We also stayed together in a friend’s cabin near the studio in upstate New York, and would take the hour long drive down the mountain together each morning. The whole experience was all encompassing and rejuvenating. Aaron also lives near us in Brooklyn, and we were able to be at home and finish up instrumental overdubs and tweaks in his backyard studio.

MF: On your group’s Instagram there is a photo by Mackenzie Rollins which you say forms part of a larger photo essay for this record. Where did the inspiration come from for these photos? Do you have a favourite photo from the photo essay and why?

KP: The record deals a lot with what we see as Southern Gothic subject matter, so we wanted to capture some images from small towns near where we grew up, and tell the stories of people who don’t normally get their stories told.

My personal favorite is the one we chose for the cover, of the beautiful older woman sitting in a little diner in Georgia, drinking her morning coffee. It’s such a gorgeous photograph, and it fits the tone of this record perfectly. Because for me, the title of the record is meant to convey a sense of hope, a possibility for renewal, but it can risk sounding a little too grandiose.

I’ve found most of the time, hope doesn’t come instantaneously in epic wonderful phenomena, but it comes in small, mundane choices, like choosing to get up, get out, have a cup of coffee and face the day.

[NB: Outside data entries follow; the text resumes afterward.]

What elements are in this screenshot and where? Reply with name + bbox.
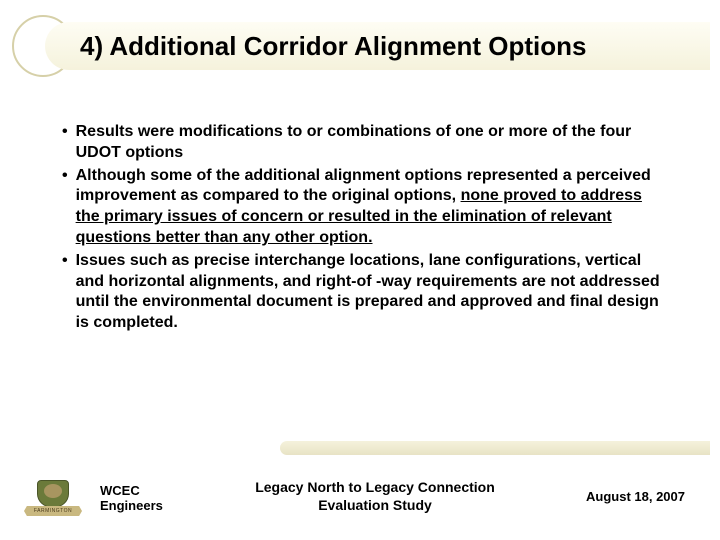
- title-bar: 4) Additional Corridor Alignment Options: [45, 22, 710, 70]
- bullet-text: Although some of the additional alignmen…: [76, 166, 670, 249]
- logo-banner: FARMINGTON: [24, 506, 82, 516]
- org-name-line1: WCEC: [100, 483, 163, 499]
- footer-title: Legacy North to Legacy Connection Evalua…: [230, 478, 520, 514]
- slide-title: 4) Additional Corridor Alignment Options: [80, 31, 587, 62]
- footer-date: August 18, 2007: [586, 489, 685, 504]
- logo: FARMINGTON: [28, 480, 78, 522]
- bullet-item: • Issues such as precise interchange loc…: [62, 251, 670, 334]
- bullet-marker-icon: •: [62, 251, 68, 334]
- bullet-marker-icon: •: [62, 122, 68, 164]
- bullet-text: Issues such as precise interchange locat…: [76, 251, 670, 334]
- footer-title-line2: Evaluation Study: [230, 496, 520, 514]
- bullet-item: • Results were modifications to or combi…: [62, 122, 670, 164]
- org-name: WCEC Engineers: [100, 483, 163, 514]
- content-area: • Results were modifications to or combi…: [62, 122, 670, 336]
- org-name-line2: Engineers: [100, 498, 163, 514]
- bullet-item: • Although some of the additional alignm…: [62, 166, 670, 249]
- footer-title-line1: Legacy North to Legacy Connection: [230, 478, 520, 496]
- bullet-text: Results were modifications to or combina…: [76, 122, 670, 164]
- bullet-marker-icon: •: [62, 166, 68, 249]
- logo-shield-icon: [37, 480, 69, 508]
- divider-bar: [280, 441, 710, 455]
- footer: FARMINGTON WCEC Engineers Legacy North t…: [0, 470, 720, 522]
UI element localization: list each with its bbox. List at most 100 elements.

MF: Do you guys have any plans to tour Australia for this record?

KP: We would absolutely love to. It needs to happen.

MF: What was it like performing on Jimmy Kimmel Live? Are there any funny or interesting stories from the green room?

KP: The first time we played Kimmel we were all nervously sitting around our dressing room, waiting to rehearse, when Gary Busey walks in, with cake all over his face, and starts talking to Zach about what kind of underwear he prefers. Then he asked me to wink at the camera for him. It was an existential experience.

MF: I believe that one of your special talents is that you’re a French culinary chef. Does any member of the band have a “signature dish” they like to prepare whilst on the road?

KP: Ha! Yes, I moved to NYC from Beijing in order to become a pastry chef, then move back to Beijing and open a shop and teach, but then the band happened. I still bake any chance I get, and if I had a kitchen on the road, there would be no end to the delicious treat making!

When we get home, the first thing I usually make is some kind of pie or a big batch of chocolate chip cookies, just crisp on the edges and gooey in the middle, with some really class chocolate and Maldon on top.

MF: I believe that guitarist Brian Elmquist is a former star football player and member of a barbershop quartet. Has he ever considered incorporating barbershop music into The Lone Bellow’s sound? What do you think is the strangest musical genre you could incorporate into your music?

KP: Yes, Brian is a living, breathing paradox. He does think of some pretty wonderful and complicated harmonies, so maybe barbershop has already leaked into our music without us realising. I don’t think any genre of music is too strange for us to dabble in at least once, we’re kind of strange people.